There is also great anticipation as to how FDA will implement the Modernization Act of 1997 as it pertains to medical device packaging. Medical device packagers may not need to present as much data to FDA as they used to, but they will have to make sure they have thorough documentation in their own files. They also need to keep track of which new standards will apply to their materials, products, and processes. As the act directs, FDA will continue to recognize additional international standards, so medical packagers should keep their eyes open.
SOURCES OF SUPPORT
Given all these changes, it is natural for any device packager to feel overwhelmed. But, thanks to several industry associations, medical packagers have several sources of support. When FDA informed industry that cold-seal packaging must bear a latex warning, the Health Industry Manufacturers Association (HIMA) responded with a citizen's petition asking for the agency to stay the requirement.

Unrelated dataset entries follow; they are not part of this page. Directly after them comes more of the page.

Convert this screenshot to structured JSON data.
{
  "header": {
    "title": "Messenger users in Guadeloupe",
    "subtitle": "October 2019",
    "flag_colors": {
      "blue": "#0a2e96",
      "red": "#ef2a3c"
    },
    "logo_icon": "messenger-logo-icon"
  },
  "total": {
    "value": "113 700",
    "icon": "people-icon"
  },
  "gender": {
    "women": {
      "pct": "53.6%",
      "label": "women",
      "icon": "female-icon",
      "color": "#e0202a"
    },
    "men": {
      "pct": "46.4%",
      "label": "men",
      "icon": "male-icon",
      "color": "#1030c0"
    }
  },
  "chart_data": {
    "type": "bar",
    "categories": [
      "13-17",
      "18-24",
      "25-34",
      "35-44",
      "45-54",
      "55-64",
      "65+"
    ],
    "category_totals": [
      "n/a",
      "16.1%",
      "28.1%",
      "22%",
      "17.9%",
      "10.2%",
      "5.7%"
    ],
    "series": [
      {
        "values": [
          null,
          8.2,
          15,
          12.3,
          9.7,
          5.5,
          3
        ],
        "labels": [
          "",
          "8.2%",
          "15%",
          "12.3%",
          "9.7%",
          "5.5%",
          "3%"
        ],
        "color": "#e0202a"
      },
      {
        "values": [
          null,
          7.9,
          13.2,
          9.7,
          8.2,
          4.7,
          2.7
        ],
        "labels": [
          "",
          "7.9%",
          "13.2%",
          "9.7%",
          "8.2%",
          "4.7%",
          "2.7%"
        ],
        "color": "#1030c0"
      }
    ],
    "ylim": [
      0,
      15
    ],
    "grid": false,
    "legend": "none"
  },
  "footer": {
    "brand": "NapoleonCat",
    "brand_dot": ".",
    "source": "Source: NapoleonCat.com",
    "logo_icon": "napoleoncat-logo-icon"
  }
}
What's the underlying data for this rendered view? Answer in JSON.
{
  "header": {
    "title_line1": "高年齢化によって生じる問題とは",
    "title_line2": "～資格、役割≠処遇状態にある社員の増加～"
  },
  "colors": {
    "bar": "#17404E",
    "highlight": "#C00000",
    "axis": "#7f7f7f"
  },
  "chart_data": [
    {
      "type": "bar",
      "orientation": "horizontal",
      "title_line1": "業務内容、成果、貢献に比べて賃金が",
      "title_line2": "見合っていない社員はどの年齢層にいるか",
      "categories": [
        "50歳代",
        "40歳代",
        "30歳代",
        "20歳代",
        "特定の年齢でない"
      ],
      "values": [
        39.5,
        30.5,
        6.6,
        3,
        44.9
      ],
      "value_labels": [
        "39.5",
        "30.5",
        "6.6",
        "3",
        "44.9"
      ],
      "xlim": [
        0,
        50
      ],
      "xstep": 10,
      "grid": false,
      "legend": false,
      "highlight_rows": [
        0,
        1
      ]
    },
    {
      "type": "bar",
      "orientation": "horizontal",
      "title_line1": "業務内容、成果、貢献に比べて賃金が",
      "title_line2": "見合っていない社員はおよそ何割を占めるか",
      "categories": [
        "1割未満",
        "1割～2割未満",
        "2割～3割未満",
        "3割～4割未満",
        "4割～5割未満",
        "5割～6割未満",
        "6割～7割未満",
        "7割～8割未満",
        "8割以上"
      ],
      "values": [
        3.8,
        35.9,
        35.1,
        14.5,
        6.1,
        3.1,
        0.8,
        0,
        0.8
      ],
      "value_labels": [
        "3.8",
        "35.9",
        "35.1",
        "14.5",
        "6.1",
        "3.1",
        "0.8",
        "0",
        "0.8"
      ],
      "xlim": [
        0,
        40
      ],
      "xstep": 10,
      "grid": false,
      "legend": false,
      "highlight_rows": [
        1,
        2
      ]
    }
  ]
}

Even though FDA rejected HIMA's argument that cold-seal packaging does not present a health risk, it did grant a temporary stay.
Also, to help packagers understand recent regulations, groups like the Flexible Packaging Association and the Institute of Packaging Professionals are preparing guidances and offering conferences on packaging validation and other relevant issues.
Today's medical device packagers are not without support. But they must stay up-to-date on industry developments and not be afraid to ask industry associations or suppliers for help.